The statement about Camp Stigwandish is as true today as it was in 1929. Thrive Stigwandish is a group of concerned Scouts and Scouters who believe that a BSA controlled Camp Stigwandish is the cornerstone of the youth program of the Lake Erie Council.
A Historical Perspective: the Friends of Camp Stigwandish
The Thrive Stigwandish Foundation is proud to provide a brief history of a previous struggle to preserve Camp Stigwandish for future generations. While our organization is not affiliated with the Friends of Camp Stigwandish, a now inactive group, their efforts directly contributed to keeping scouting at Camp Stigwandish, and Thrive Stigwandish is proud to continue that cause.
We applaud and admire the efforts of the Friends of Camps Stigwandish, and will continue to hold our organization to the high standards of scouting, and of those that came before us.
The Friends of Camp Stigwandish archives can be found here.
The Legend of Stigwandish
How Camp Stigwandish was named
Prior to the War of 1812, a Seneca Indian by the name of "Stigwandish" (meaning "standing rock") lived in Ashtabula County, in the neighborhood of Jefferson, OH. He was known as a "good Indian"; he made friends with the settlers and everyone in the locality thought highly of him
When the War of 1812 was declared, the Indians, under Joseph Brandt, fought with the British. Most of them left for the Canadian border where they organized war parties. Stigwandish was compelled to go with the tribes, but before he left, he promised his white friends that he would warn them, at the point of losing his life, if at any time he heard of a plan to raid the locality.
When Stigwandish heard that such a raid was being planned through Erie and Ashtabula counties, he left the tribes to warn his friends of the impending raid. Now on guard, area residents made necessary preparations. Through spies, the British learned of this activity and canceled their proposed raid.
Stigwandish disappeared and no one knew what had happened to him. Quite often the old settlers discussed him and wondered what had become of him. Years later, an old settler on his deathbed confessed to the murder of Stigwandish. He said the Indian's body could be found in a hollow tree on the banks of what is now known as Indian Creek. In fact, that's how Indian Creek got its name.

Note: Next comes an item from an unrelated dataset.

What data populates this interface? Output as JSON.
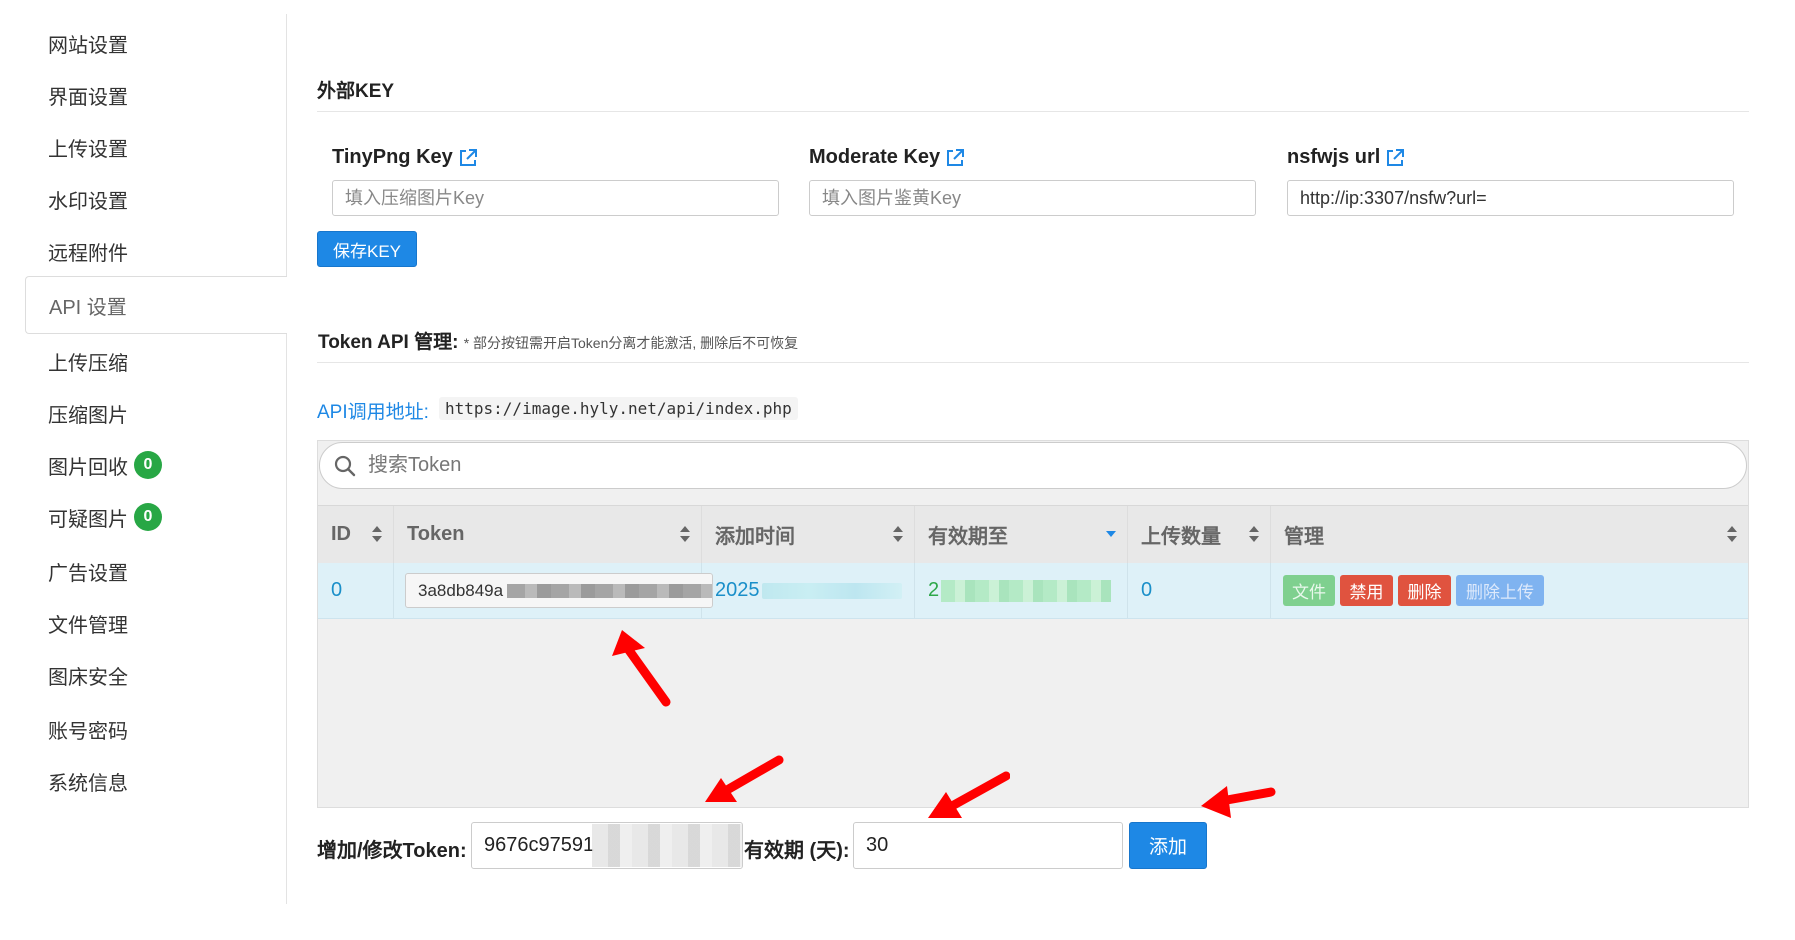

A party was organized to search along the banks of the creek. The body of Stigwandish was found, but all that remained were a few bones, his tomahawk, and leather moccasins. It has been said that both the leather moccasins and the tomahawk were in the possession of a woman in Ashtabula whose grandfather was in the search party.
The man who murdered Stigwandish did so because of a vow he made to kill every Indian he came across. It seems that during the war his two sons were stationed at an outpost in the Firelands region, near Sandusky. The Indians had raided this outpost and cruelly tortured and murdered two or three men on guard. This man's son was found dazed and wandering several miles away from the scene, his head scalped. He died several days later. The old man repented this act when he found that he had killed the Indian who had warned the settlers and saved hundreds of pioneers from a cruel death.
The camp was named "Stigwandish" in honor of this Seneca Indian because he represented the true "scout spirit". He knew he would meet certain death at the hands of the Indians if he betrayed them and, perhaps, even at the hands of the settlers. But he was true to his friends. Like a "Standing Rock," he kept his word.